Few stores are implementing distancing rules as L'Eagle has, but the majority have taken steps to further sanitize and protect their staff and customers from the virus, such as prohibiting customers from smelling flower and requiring employees to wear gloves while in the store. Although the health practices may vary from store to store, the dispensaries do have one thing in common: increased sales over the past week.

"I can tell you we had constantly higher traffic in the stores, to the point where waiting rooms were full most of the time. For a time that is in between holidays, that's pretty unusual," says Peter Marcus, communications director for Terrapin Care Station. "People are probably thinking ahead."

Dispensary employees largely reported business as usual last week, but as the government's coronavirus reports became more serious, marijuana users started to treat the plant more like toilet paper and less like Friday night feel-good. After Denver restaurants and bars were ordered to close for on-site consumption for two months on March 16 and all restaurants, bars gyms, theaters and casinos in the state were shut down until April 16, people are starting to panic-buy.

But there's a limit to how much dispensary shoppers can panic-buy per day: one ounce of marijuana or eight grams of concentrate, or edibles containing no more than 800 milligrams of THC.

"Our sales are booming," explains Chuck Blackton, owner of Verde dispensaries in Boulder and Denver, as well as a wholesale marijuana cultivation. "We're not running out, but we're just slammed."

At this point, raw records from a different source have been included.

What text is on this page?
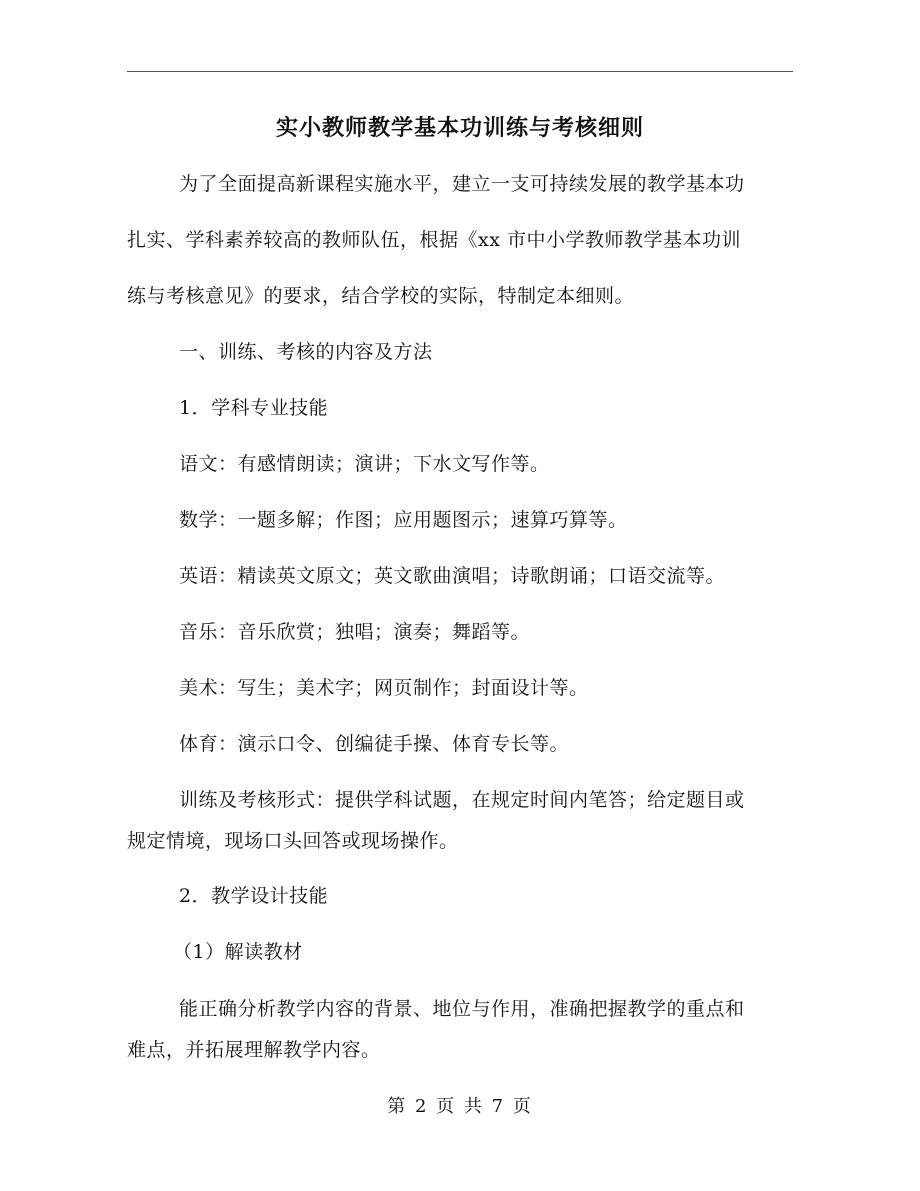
实小教师教学基本功训练与考核细则
为了全面提高新课程实施水平，建立一支可持续发展的教学基本功
扎实、学科素养较高的教师队伍，根据《xx 市中小学教师教学基本功训
练与考核意见》的要求，结合学校的实际，特制定本细则。
一、训练、考核的内容及方法
1．学科专业技能
语文：有感情朗读；演讲；下水文写作等。
数学：一题多解；作图；应用题图示；速算巧算等。
英语：精读英文原文；英文歌曲演唱；诗歌朗诵；口语交流等。
音乐：音乐欣赏；独唱；演奏；舞蹈等。
美术：写生；美术字；网页制作；封面设计等。
体育：演示口令、创编徒手操、体育专长等。
训练及考核形式：提供学科试题，在规定时间内笔答；给定题目或
规定情境，现场口头回答或现场操作。
2．教学设计技能
（1）解读教材
能正确分析教学内容的背景、地位与作用，准确把握教学的重点和
难点，并拓展理解教学内容。
第 2 页 共 7 页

Dispensaries should have enough flower to make it through summer, according to store representatives, although several edibles vendors have been reporting shorter supplies, Andrle notes.

But as other Colorado businesses are required to close, people wonder whether dispensaries will be able to remain open...which leads to more bulk buying.

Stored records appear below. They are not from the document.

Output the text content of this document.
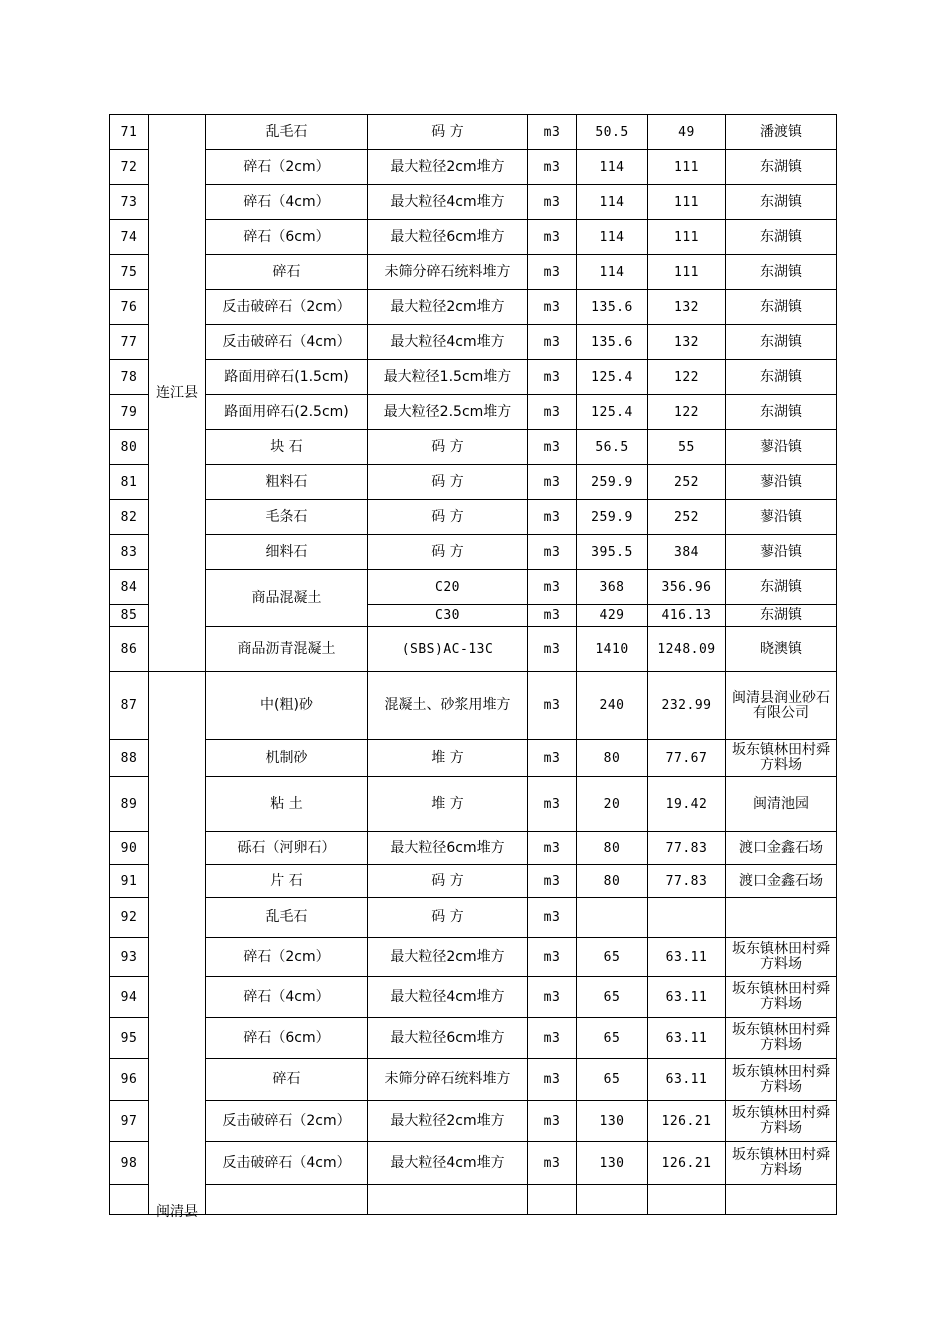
71	连江县	乱毛石	码 方	m3	50.5	49	潘渡镇
72		碎石（2cm）	最大粒径2cm堆方	m3	114	111	东湖镇
73		碎石（4cm）	最大粒径4cm堆方	m3	114	111	东湖镇
74		碎石（6cm）	最大粒径6cm堆方	m3	114	111	东湖镇
75		碎石	未筛分碎石统料堆方	m3	114	111	东湖镇
76		反击破碎石（2cm）	最大粒径2cm堆方	m3	135.6	132	东湖镇
77		反击破碎石（4cm）	最大粒径4cm堆方	m3	135.6	132	东湖镇
78		路面用碎石(1.5cm)	最大粒径1.5cm堆方	m3	125.4	122	东湖镇
79		路面用碎石(2.5cm)	最大粒径2.5cm堆方	m3	125.4	122	东湖镇
80		块 石	码 方	m3	56.5	55	蓼沿镇
81		粗料石	码 方	m3	259.9	252	蓼沿镇
82		毛条石	码 方	m3	259.9	252	蓼沿镇
83		细料石	码 方	m3	395.5	384	蓼沿镇
84		商品混凝土	C20	m3	368	356.96	东湖镇
85			C30	m3	429	416.13	东湖镇
86		商品沥青混凝土	(SBS)AC-13C	m3	1410	1248.09	晓澳镇
87	闽清县	中(粗)砂	混凝土、砂浆用堆方	m3	240	232.99	闽清县润业砂石有限公司
88		机制砂	堆 方	m3	80	77.67	坂东镇林田村舜方料场
89		粘 土	堆 方	m3	20	19.42	闽清池园
90		砾石（河卵石）	最大粒径6cm堆方	m3	80	77.83	渡口金鑫石场
91		片 石	码 方	m3	80	77.83	渡口金鑫石场
92		乱毛石	码 方	m3			
93		碎石（2cm）	最大粒径2cm堆方	m3	65	63.11	坂东镇林田村舜方料场
94		碎石（4cm）	最大粒径4cm堆方	m3	65	63.11	坂东镇林田村舜方料场
95		碎石（6cm）	最大粒径6cm堆方	m3	65	63.11	坂东镇林田村舜方料场
96		碎石	未筛分碎石统料堆方	m3	65	63.11	坂东镇林田村舜方料场
97		反击破碎石（2cm）	最大粒径2cm堆方	m3	130	126.21	坂东镇林田村舜方料场
98		反击破碎石（4cm）	最大粒径4cm堆方	m3	130	126.21	坂东镇林田村舜方料场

Governor Jared Polis hasn't determined which businesses are essential or non-essential in the event of any statewide closure, Marcus notes, but there is some precedent.

"We're preparing for anything, following CDC guidelines and whatever the state tells us in terms of directives," he says. "In Pennsylvania, a governor executive order deemed [medical marijuana dispensaries] were no different than pharmacies. We do have some precedent in this issue, but we're prepared to take whatever direction the state gives."

There's precedent in the state, too. When Summit County officials ordered all non-essential businesses to close on March 16 to limit the spread of coronavirus within the county, dispensaries were deemed essential businesses and allowed to remain open.

"If a business considers itself essential, then it will separate its customers and quarantine if it has to," Andrle says.